Il faut lire ce livre. Et à la fin, peut-être que, comme moi, vous n’arriverez pas à le refermer. Surfant sur internet, vous irez sur le site éponyme notreusineestunroman ou sur celui du projet Nereis. Il n’est quasiment pas question du projet Nereis dans le livre, mais il y a un lien très fort entre les deux. Quand les salariés de Romainville ont compris que leur patron était déterminé à fermer l’usine, ils ont monté un contre-projet très élaboré de partenariat public-privé, qui aurait permis à l’usine de continuer à tourner, en y associant Aventis, le CNRS et l’INSERM. Les équipements de l’usine d’Aventis à Romainville, la chimiothèque du CNRS, un screening des effets de ces molécules en partenariat avec l’INSERM : il y avait de quoi monter un projet très ambitieux. Un projet complet, avec business-plan a été présenté aux différents partenaires et au gouvernement. Mais il a été rejeté, comme cela a été raconté dans une Tribune parue dans Le Monde le 9 mars 2004 (Aventis, Nereis et le petit gouvernement, voir ci-joint). Pour maintenir le niveau des actions de Sanofi-Aventis, il ne fallait surtout pas montrer la viabilité d’une autre façon de faire de la recherche pharmaceutique. Il fallait tout casser, littéralement : on apprend ainsi dans le livre que la direction de Sanofi-Aventis a fait casser la verrerie sur place, cela revenait moins cher que de la donner !

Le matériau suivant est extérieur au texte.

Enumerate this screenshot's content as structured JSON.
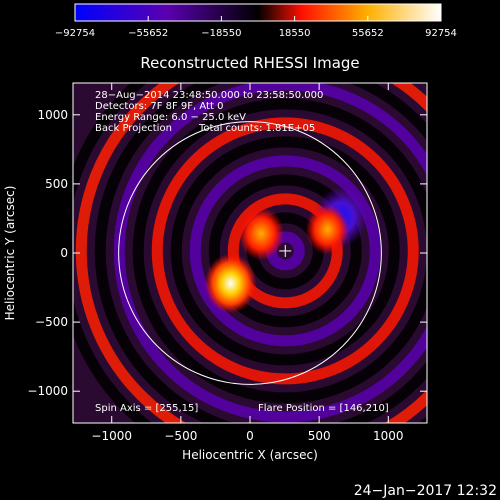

On sort de ce bouquin en colère, admiratif devant les hommes et les femmes qui ont travaillé et se sont battus à Romainville. On a l’impression d’un peu mieux comprendre ce qui s’est joué là-bas, et qui continue de se jouer ailleurs, maintenant, une pièce absurde, qui met en place un avenir inacceptable. Avons-nous le droit, et le temps, de rester inactifs face à cette évolution prévisible, pour qui sait tirer les leçons de ce passé récent ? Faudra-t-il une catastrophe pour qu’il soit enfin possible d’enrayer cette machine infernale ?

Note : les photos viennent toutes du site notreusinestunroman, sauf celle de S. Rossignol et A. Lacour, venant de Ouest France.